Why I dare to put it on Facebook. I was really hurt, for the insults on that paper. I think it was really Rulif, who wrote it for me. I feel like I'm on the edge, if I don't scream for help I'm going to fall. I wish anyone would listen to me, rather than ask why and blame my actions. My body curled up on the bed, the teardrops kept flowing. Love claps one hand, not worth the pain of being pitted against sheep, slandered, and belittled.


Within minutes, hundreds of likes flooded my account. The status I made earlier, yes the status about Rulif.

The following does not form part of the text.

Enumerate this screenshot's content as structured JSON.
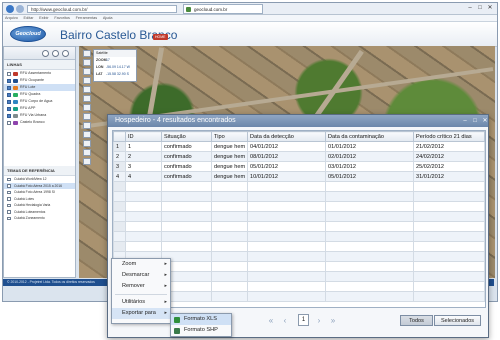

”I'll go, hope you're much happier. I admit defeat, before fighting took your heart. I'll never start again, once I've finished it. Later after graduating from school, I will try not to meet you. As much as I can, as hard as I try. Except, for the matter of fixing the friendship. If at any time God deliberately brought together, I would avoid. If at any time the circumstances turn back to being you who love, I promise I will refuse even if my age is enough to get married. I promise, I'll turn you down. I won't, I definitely won't. I promise I will refuse, I promise myself.” my inner.


I know why my head is spinning. It might also be because of this complicated matter, because I was at a dead end. I didn't find any bright spots at all. I faced the storm alone, until it was worthless. Even in life, for the first time I was sick for a long time. From the beginning, two months happened.